De acordo com o arcabouço legal vigente – tais como a Lei n. 7.116/1983, regulamentada pelo Decreto n. 10.977/2022, artigo 2º da Lei n. 12.037/2009, Lei n. 13.444/2017, dentre outras – somente são aptos a identificar a pessoa física os documentos nacionais de identidade previstos em lei, conquanto esses documentos contém elementos e requisitos de segurança, marcas d´água no papel de segurança, e dados biométricos, como fotografia e impressão digital, que garantem a segurança e a fiabilidade da identificação.

Assim, na realidade atual, o principal meio de identificação é o que decorre mediante a exibição dos documentos de identidade oficiais, tais como carteira de identidade – RG; carteira de identidade nacional – CIN; carteira nacional de habilitação – CNH; ou outro documento público de identificação.

Releva observar que, embora o artigo 215 do Código Civil não faça menção à apresentação ao número do cadastro da pessoa física (CPF) ou da pessoa jurídica (CNPJ) no Ministério da Fazenda, tal exigência decorre de instruções normativas da Secretaria da Receita Federal do Brasil.

Com o advento da Lei n. 14.534/2023, o legislador instituiu que o órgão de identificação deverá, na emissão de novos documentos, utilizar o número de inscrição no CPF como número de registro geral da carteira de identidade. Portanto, somente os novos documentos emitidos ou reemitidos por órgãos públicos ou por conselhos profissionais terão como número de identificação o mesmo número do CPF.

O artigo 176, §1º, item 4, “a”, III, item 2, “a”, da Lei de Registros Públicos, ao tratar da escrituração da matrícula, exige a completa qualificação dos transmitentes e adquirentes do imóvel no registro do Livro n. 2, com menção do nome, domicílio e nacionalidade, bem como, em se tratando de pessoa física, do estado civil, da profissão, do número no Cadastro de Pessoas Físicas do Ministério da Fazenda ou no Registro Geral de Identidade ou, à falta deste, de sua filiação:

“Art. 176 – O Livro nº 2 – Registro Geral – será destinado, à matrícula dos imóveis e ao registro ou averbação dos atos relacionados no art. 167 e não atribuídos ao Livro nº 3.

§ 1º. A escrituração do Livro nº 2 obedecerá às seguintes normas:

(…)

4) o nome, domicílio e nacionalidade do proprietário, bem como:

a) tratando-se de pessoa física, o estado civil, a profissão, o número de inscrição no Cadastro de Pessoas Físicas do Ministério da Fazenda ou do Registro Geral da cédula de identidade, ou à falta deste, sua filiação;

(…)

III – são requisitos do registro no Livro nº 2:

2) o nome, domicílio e nacionalidade do transmitente, ou do devedor, e do adquirente, ou credor, bem como:

a) tratando-se de pessoa física, o estado civil, a profissão e o número de inscrição no Cadastro de Pessoas Físicas do Ministério da Fazenda ou do Registro Geral da cédula de identidade, ou, à falta deste, sua filiação;”

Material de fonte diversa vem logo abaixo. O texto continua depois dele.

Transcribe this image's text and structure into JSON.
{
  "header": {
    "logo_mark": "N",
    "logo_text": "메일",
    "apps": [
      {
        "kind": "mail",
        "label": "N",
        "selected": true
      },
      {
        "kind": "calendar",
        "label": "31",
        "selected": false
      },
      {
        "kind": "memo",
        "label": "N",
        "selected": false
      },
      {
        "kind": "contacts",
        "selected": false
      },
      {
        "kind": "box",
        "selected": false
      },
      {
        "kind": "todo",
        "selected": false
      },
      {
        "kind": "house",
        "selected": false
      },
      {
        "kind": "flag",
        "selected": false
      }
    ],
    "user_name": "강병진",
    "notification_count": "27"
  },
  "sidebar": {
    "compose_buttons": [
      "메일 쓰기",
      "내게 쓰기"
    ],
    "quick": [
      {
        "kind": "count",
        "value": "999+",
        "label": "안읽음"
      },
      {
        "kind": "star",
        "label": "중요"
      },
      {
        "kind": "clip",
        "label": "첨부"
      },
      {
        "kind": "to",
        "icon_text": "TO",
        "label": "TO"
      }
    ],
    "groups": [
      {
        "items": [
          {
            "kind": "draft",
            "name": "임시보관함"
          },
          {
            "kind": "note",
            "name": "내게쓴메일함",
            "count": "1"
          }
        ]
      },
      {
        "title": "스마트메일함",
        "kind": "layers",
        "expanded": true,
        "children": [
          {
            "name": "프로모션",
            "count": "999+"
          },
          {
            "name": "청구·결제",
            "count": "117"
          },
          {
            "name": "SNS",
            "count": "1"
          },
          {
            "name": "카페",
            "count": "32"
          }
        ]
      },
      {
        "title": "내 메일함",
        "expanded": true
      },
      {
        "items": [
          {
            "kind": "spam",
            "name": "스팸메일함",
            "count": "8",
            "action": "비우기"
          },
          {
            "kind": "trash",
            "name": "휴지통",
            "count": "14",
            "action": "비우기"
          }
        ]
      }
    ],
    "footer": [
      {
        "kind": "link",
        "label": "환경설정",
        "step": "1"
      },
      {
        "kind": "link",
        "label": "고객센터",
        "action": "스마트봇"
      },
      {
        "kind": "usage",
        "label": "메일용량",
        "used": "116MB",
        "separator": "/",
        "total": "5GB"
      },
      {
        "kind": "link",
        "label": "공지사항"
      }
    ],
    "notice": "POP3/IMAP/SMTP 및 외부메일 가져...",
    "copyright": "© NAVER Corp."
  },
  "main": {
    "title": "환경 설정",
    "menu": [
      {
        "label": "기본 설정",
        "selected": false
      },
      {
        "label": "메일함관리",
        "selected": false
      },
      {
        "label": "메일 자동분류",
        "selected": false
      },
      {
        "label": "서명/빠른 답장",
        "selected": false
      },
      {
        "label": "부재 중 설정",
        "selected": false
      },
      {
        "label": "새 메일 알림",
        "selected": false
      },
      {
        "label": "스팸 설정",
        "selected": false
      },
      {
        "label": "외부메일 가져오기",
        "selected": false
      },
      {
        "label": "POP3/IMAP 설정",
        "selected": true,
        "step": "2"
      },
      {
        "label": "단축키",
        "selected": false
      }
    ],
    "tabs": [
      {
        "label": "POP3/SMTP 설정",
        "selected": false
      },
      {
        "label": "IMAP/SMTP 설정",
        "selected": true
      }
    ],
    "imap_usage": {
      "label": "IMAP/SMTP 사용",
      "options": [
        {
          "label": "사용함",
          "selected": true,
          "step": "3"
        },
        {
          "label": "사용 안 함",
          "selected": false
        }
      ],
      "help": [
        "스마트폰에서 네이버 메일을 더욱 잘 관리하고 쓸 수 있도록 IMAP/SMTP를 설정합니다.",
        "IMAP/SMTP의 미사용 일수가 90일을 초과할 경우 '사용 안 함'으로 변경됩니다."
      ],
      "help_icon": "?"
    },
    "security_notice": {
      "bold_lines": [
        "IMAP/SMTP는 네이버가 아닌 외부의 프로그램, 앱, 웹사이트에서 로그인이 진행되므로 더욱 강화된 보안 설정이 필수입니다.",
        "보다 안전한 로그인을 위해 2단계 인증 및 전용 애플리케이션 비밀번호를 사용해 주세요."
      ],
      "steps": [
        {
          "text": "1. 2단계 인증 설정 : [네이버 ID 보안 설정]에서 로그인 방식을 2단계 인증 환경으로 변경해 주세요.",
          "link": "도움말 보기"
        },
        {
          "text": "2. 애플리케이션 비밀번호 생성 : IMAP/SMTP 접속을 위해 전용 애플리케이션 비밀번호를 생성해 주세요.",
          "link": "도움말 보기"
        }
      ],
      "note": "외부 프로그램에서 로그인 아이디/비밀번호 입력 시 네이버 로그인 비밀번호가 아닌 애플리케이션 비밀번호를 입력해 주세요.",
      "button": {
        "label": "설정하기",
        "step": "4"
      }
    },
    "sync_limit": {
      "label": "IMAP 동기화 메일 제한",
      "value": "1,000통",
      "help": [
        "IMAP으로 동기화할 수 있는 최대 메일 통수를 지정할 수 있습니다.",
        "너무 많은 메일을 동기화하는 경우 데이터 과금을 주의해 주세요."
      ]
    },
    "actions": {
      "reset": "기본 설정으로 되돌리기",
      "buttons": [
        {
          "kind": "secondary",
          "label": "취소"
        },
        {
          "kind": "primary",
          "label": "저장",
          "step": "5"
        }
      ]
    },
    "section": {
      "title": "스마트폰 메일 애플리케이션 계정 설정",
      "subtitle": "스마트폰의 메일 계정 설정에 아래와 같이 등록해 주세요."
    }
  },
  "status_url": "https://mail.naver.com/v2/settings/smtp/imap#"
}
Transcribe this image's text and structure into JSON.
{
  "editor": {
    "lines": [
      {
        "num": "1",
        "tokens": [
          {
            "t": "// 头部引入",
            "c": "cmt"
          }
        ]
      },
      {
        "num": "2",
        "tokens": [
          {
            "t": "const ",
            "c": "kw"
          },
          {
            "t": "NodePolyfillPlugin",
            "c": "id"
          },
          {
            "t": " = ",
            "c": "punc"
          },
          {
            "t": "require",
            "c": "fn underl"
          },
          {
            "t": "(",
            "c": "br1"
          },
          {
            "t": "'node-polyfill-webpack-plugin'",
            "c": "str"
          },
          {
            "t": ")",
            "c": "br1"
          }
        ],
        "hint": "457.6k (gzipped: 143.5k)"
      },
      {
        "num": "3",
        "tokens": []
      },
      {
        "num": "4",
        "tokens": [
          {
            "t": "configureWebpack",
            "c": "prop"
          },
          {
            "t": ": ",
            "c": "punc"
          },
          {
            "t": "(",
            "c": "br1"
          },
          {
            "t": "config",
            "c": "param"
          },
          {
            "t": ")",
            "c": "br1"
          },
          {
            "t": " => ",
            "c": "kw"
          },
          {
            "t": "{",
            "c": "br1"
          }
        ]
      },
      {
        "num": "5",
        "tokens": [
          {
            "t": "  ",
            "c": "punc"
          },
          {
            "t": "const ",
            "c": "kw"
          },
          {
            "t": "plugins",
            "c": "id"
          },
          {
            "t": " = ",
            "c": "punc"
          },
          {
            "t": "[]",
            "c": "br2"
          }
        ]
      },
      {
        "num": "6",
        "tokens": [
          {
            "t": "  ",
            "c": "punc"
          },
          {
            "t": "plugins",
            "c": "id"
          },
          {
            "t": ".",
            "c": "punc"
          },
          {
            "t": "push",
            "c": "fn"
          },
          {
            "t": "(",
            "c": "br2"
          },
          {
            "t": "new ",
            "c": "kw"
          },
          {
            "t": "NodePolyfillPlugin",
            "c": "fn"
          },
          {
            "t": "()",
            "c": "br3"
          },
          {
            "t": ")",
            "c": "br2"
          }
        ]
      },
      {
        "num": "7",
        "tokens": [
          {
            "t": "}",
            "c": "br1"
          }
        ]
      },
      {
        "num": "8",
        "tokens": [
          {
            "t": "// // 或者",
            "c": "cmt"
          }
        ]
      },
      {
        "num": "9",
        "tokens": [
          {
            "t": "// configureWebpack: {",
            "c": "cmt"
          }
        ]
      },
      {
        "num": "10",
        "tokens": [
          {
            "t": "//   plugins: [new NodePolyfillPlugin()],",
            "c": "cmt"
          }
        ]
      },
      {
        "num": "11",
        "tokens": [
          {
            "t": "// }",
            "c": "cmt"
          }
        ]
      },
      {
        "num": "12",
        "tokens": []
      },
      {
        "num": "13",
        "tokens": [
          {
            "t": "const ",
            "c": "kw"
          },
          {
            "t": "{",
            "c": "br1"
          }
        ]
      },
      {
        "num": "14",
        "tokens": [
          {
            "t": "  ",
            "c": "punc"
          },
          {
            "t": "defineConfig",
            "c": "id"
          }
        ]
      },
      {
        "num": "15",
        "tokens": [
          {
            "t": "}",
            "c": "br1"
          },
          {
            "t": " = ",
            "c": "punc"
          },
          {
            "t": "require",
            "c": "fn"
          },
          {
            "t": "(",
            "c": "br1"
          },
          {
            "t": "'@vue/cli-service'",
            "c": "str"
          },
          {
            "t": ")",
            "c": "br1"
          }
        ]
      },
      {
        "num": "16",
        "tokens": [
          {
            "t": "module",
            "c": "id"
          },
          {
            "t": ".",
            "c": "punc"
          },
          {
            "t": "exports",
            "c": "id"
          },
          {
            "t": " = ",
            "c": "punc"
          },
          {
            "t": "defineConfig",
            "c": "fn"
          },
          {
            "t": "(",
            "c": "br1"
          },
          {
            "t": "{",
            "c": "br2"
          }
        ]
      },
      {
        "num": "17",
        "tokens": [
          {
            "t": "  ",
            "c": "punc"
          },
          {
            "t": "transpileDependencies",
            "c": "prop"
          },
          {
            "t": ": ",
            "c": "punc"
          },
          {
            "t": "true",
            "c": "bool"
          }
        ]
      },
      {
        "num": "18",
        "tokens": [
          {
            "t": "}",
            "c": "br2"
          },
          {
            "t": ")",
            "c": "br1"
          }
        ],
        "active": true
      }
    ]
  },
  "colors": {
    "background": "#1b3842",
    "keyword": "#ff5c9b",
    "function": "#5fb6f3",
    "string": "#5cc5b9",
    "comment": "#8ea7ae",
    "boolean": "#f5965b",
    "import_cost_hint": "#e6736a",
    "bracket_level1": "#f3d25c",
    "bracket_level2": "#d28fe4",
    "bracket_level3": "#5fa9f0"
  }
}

Assim também prevê o item 61, do Capítulo XX ,das Normas de Serviço da Corregedoria Geral da Justiça:

“61. A qualificação do proprietário, quando se tratar de pessoa física, referirá ao seu nome civil completo, sem abreviaturas, nacionalidade, estado civil, profissão, residência e domicílio, número de inscrição no Cadastro das Pessoas Físicas do Ministério da Fazenda (CPF), número do Registro Geral (RG) de sua cédula de identidade ou, à falta deste, sua filiação e, sendo casado, o nome e qualificação do cônjuge e o regime de bens no casamento, bem como se este se realizou antes ou depois da Lei nº 6.515, de 26 de dezembro de 1977.”

Por sua vez, as Normas de Serviço da Corregedoria Geral da Justiça, ao disciplinar a lavratura dos atos notariais, no Capítulo XVI, assim dispõe, como dever do Tabelião (nossos destaques):

“42. O Tabelião de Notas, antes da lavratura de quaisquer atos, deve:

a) verificar se as partes e os demais interessados acham-se munidos dos documentos necessários de identificação, nos respectivos originais, em especial cédula de identidade ou equivalente, CPF ou CNPJ e, se for o caso, certidão de casamento ou documento comprobatório de união estável, se houver;”

No mesmo Capítulo XVI, o item 45, que trata da escrituração do instrumento público, traz disposição expressa de que deve ser consignado na escritura pública o “número do registro de identidade com menção ao órgão público expedidor ou do documento equivalente”, in verbis:

“45. A escritura pública, salvo quando exigidos por lei outros requisitos, deve conter:

b) nome, nacionalidade, estado civil, profissão, número do registro de identidade com menção ao órgão público expedidor ou do documento equivalente, número de inscrição no CPF ou CNPJ, domicílio e residência das partes e dos demais comparecentes, com a indicação, quando necessário, do regime de bens do casamento, nome do outro cônjuge e filiação, e expressa referência à eventual representação por procurador;

(…)

o) indicação dos documentos apresentados nos respectivos originais, entre os quais, obrigatoriamente, em relação às pessoas físicas, documento de identidade ou equivalente, CPF e, se o caso, certidão de casamento; ”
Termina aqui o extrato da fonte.